In dem Gemache, vor welchem die Trabanten Wache hielten, saß Herzog Magnus Torquatus völlig gerüstet, über dem stark vergoldeten Brustharnisch die schwere silberne Kette tragend, mit welcher ihn als Jüngling des Vaters Zorn gefesselt, umgeben von seinen vertrautesten Räthen und Kriegsobristen, um eine große eichene Tafel, auf welcher eine Anzahl riesiger Humpen paradirten, welche der Mundschenk des Herzogs von Zeit zu Zeit füllte, da der Wein bei den Berathungen dieses Kriegsfürsten mit seinen Getreuen nie fehlen durfte. Zur Seite des Herzogs saß der Kanzler von Sprök, der Einzige, welcher an der großen Berathungstafel mit Schreibmaterial versehen war, vielleicht auch der Einzige, welcher die Schreibekunst wirklich verstand und neben diesem nahmen die Grafen von Hoya, Hallermund und Homburg Platz, während die übrigen Würdenträger des herzoglichen Hofes und die unter den Befehlen der genannten Grafen stehenden Kriegshauptleute in Gruppen vertheilt die Tafel umgaben. –

Die Berathung, welche mit der achten Stunde des Morgens begonnen und bereits drei Stunden gewährt, mochte dem Herzog eben nicht viel Erfreuliches gebracht haben, denn schon zeigten sich auf der vom Wein und Ingrimm gerötheten Stirn des Fürsten finstere Falten, die sichern Vorboten eines bald ausbrechenden Jähzorns, und man schien es der nächsten Umgebung des Herzogs anzumerken, daß bei so böser Laune, wie sie dem Welfenherzog bald zu überfallen drohete, keiner der rauhen bärtigen Kriegsmänner gern in seiner Nähe verweilte.

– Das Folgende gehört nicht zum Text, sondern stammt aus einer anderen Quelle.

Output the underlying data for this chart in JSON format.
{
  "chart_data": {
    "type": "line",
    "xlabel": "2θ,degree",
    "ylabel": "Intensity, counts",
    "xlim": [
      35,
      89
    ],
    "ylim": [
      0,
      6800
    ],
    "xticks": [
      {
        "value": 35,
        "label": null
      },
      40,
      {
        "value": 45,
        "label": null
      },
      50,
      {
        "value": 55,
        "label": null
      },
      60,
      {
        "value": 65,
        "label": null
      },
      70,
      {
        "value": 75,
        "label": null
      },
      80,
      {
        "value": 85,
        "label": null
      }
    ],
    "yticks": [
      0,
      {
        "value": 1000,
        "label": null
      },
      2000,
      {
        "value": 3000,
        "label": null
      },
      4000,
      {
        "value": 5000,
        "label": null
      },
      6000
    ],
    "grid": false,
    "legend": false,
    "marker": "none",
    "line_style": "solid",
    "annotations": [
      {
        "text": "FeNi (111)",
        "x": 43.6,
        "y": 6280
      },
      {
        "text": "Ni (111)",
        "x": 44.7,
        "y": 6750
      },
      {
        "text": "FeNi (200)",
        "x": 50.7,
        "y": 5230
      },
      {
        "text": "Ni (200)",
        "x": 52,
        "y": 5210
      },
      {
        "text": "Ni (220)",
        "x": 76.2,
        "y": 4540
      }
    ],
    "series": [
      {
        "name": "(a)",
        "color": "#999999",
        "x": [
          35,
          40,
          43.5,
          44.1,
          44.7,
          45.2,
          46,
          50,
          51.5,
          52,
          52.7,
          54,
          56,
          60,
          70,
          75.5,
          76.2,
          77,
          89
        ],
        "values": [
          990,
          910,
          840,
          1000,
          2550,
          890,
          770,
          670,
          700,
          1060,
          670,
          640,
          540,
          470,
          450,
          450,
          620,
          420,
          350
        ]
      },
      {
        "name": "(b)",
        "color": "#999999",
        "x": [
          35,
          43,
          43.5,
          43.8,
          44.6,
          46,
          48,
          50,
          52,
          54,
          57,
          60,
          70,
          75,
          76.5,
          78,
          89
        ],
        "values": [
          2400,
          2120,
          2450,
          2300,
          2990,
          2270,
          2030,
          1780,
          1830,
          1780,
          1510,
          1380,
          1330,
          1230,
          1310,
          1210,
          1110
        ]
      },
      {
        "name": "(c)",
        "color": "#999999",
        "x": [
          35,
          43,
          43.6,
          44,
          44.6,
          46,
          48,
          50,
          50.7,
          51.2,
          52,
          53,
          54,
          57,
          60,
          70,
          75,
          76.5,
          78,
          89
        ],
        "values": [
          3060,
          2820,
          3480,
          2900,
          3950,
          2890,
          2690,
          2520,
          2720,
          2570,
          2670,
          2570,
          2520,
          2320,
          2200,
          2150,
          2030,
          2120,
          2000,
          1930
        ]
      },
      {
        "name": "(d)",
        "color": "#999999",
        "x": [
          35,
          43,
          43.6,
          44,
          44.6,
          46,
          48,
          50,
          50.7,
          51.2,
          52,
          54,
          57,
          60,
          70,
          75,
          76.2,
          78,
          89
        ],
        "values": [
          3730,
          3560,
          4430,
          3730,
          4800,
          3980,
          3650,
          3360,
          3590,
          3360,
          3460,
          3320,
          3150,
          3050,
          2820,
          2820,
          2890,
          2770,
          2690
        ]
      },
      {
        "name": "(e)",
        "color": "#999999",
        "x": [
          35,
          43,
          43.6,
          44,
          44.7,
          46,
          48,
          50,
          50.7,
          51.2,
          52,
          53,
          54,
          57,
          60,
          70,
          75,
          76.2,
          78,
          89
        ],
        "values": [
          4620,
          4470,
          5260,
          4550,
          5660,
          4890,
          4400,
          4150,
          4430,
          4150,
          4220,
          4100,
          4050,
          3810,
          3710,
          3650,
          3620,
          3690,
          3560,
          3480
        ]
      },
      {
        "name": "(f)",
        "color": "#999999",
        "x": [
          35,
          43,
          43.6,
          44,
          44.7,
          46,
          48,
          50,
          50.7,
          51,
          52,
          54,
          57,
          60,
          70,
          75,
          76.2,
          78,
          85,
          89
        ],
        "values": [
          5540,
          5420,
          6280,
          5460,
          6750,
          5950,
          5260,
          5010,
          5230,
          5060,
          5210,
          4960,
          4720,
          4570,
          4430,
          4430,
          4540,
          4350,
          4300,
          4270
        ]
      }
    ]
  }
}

„Zum Teufel mit all’ diesen Verbündeten!“ – rief nach einer kurzen Pause unheimlichen Schweigens der Herzog plötzlich heftig und schlug so gewaltig mit der Faust auf den Tisch, daß der Kanzler von Sprök erschreckt zusammenfuhr, während die Grafen von Hoya und Hallermund sich ebenfalls erhoben und nur der Graf von Homburg sitzen blieb. – „Zum Teufel mit all’ den Verbündeten!“ wiederholte der Herzog. „Will der Erzbischof Albert von Magdeburg etwa dasselbe Spiel treiben, wie sein Vorfahr, der Erzbischof Dittrich bei Dünkeler[1] und den Feinden leichtes Spiel machen, wo wir vereint ihn für immer zu Boden halten würden. Warum stößt er mit seinem Kriegsvolke nicht zu uns, da bereits acht Tage verflossen, seit er versprochen mit 5000 Mann Fußvolk und 500 adeligen Reitern hier einzutreffen. Just so ging es damals auch und das Zögern brachte uns um Land und Freiheit, während das reiche Hildesheim mit all’ seinem Gold und Silber unser werden mußte und der Bischof Gerhard statt mit unserem Golde sein Domdach zu decken, froh sein durfte, wenn wir ihn nicht in den Hungerthurm gesperrt. Wahrlich des Kaisers Majestät hätte nicht gewagt uns die Achtserklärung zukommen zu lassen, wie er’s dann gethan, als wir von allen Seiten uns verrathen sahen. Aber Geduld! ich will diesen Glatzköpfen für ihr Zaudern und Heucheln eine Fackel aufstecken, die dem Kaiser von Aachen bis Goslar leuchten soll.“ –

„Und wird Adolph von Holstein nicht eben so wortbrüchig handeln wie Eure Pfaffen?“ frug trocken der Graf von Homburg seinen Platz verlassend und sich an die Ecke eines Bogenfensters lehnend.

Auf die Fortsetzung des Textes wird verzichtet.